Emphasising your text by making it bold is another way to ensure Google picks up your content. At PokerNews I always write a player's full name in bold in news articles and keywords in bold in promotional articles. For example, “Get involved in this value-added promotion where we have six freerolls each with a $5,000 prize pool.” Google will read the bold text, think it is important and if someone searches for keywords such as “value-added freeroll” or “freerolls with large prize pools” guess which article it is going to bring up or at least consider bringing up for searchers.

By now you have probably cottoned on that SEO is mainly common sense and that continues when you want to link to other content. When you link to a specific article, particularly one that is not hosted on your site, Google goes all warm and fuzzy inside because you are essentially vouching for that site and spreading the love. If that site has linked to other “good” sites and they are themselves linked to then Google gives you some extra points (in secret of course) and ranks you higher.  This is why I get frustrated when sites copy my work or use it to create articles of their own and do not credit me. I have written articles in the past that were exclusive to me yet they have ended up on a rival site a few hours later and complete with spelling mistakes! Had they copied it and said, “according to UK PokerNews” with a link to the original article Google would have been over the moon and given them a hug. Instead Google will have marked them down for being plagiarisers and possibly future articles they write by themselves will be marked down too. I give credit all of the time whenever I use a site such as Blonde Poker or the PokerStars Blog for tournament reports and live updates.
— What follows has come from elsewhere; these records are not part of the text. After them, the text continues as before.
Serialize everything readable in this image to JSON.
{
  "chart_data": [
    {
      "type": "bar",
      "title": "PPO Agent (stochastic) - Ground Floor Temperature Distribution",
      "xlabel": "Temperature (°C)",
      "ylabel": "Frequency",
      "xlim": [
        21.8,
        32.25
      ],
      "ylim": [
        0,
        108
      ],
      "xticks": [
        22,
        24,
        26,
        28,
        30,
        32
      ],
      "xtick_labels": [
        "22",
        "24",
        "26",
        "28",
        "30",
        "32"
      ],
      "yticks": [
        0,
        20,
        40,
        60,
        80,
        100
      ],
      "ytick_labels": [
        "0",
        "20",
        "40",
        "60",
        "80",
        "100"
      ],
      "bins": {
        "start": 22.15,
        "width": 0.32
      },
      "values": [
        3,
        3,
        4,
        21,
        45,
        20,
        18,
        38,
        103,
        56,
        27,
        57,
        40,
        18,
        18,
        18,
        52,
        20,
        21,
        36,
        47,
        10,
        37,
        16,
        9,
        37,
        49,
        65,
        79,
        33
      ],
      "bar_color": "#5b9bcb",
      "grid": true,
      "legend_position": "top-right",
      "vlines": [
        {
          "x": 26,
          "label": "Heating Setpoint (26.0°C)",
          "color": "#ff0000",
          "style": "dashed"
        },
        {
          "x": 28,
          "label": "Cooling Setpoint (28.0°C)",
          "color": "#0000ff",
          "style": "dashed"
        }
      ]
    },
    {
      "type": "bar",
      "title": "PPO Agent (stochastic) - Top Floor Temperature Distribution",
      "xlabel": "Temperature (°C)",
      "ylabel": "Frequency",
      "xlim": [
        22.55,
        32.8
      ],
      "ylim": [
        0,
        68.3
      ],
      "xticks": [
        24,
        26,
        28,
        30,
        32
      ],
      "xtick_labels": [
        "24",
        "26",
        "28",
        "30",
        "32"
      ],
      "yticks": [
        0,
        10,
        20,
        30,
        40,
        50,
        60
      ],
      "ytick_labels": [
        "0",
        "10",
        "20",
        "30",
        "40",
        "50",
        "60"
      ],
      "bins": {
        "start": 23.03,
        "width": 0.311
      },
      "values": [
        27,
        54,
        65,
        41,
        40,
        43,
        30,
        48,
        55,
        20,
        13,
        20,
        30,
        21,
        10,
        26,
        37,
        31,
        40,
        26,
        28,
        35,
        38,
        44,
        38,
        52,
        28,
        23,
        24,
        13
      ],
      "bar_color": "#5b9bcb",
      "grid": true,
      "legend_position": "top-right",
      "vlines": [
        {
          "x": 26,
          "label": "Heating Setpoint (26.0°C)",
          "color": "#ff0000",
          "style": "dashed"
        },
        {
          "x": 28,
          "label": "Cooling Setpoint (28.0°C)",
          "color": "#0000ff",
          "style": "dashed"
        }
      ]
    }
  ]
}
Give credit where it is due.

Last but not least, and following in the same link-related vein, is linking to content naturally. Whenever you link to something you want downloading, reading etc you have to try and make Google you are just suggesting your reader should click. Terms with links in such as “click here” or “read more here” do not impress Google because you are essentially forcing your readers to click a link. What if they didn't want to click a link and they just wanted to carry on reading your article? You are now dictating to your reader what they have to do. Not good.

Imagine you are writing an article about Jake Cody going deep in yet another tournament and whilst talking about him you happy to mention he is a Triple Crown winner. “Jake Cody, one of only four Triple Crown winners, has once against gone deep in a PokerStars.com European Poker Tour event.” I happen to know that I wrote an article when Cody completed his Triple Crown so I can link to that article by using the keywords “Triple Crown.” This merely suggests to the reader that if they click that link on the words “Triple Crown” they are going to be directed to another article about the said Triple Crown. Doing so makes Google so happy that it does a little dance. You should see what Google does if you provide a natural link on a certain keyword that has bold text; I think when this happens a fairy gets its wings.

The ins and outs of SEO can be quite complicated and much of SEO is theory. Nobody knows the algorithms Google uses so it is all trial and error but by following the hints and tips above you should be able to keep Google happy for the time being and if Google is happy with you then your boss usually is too.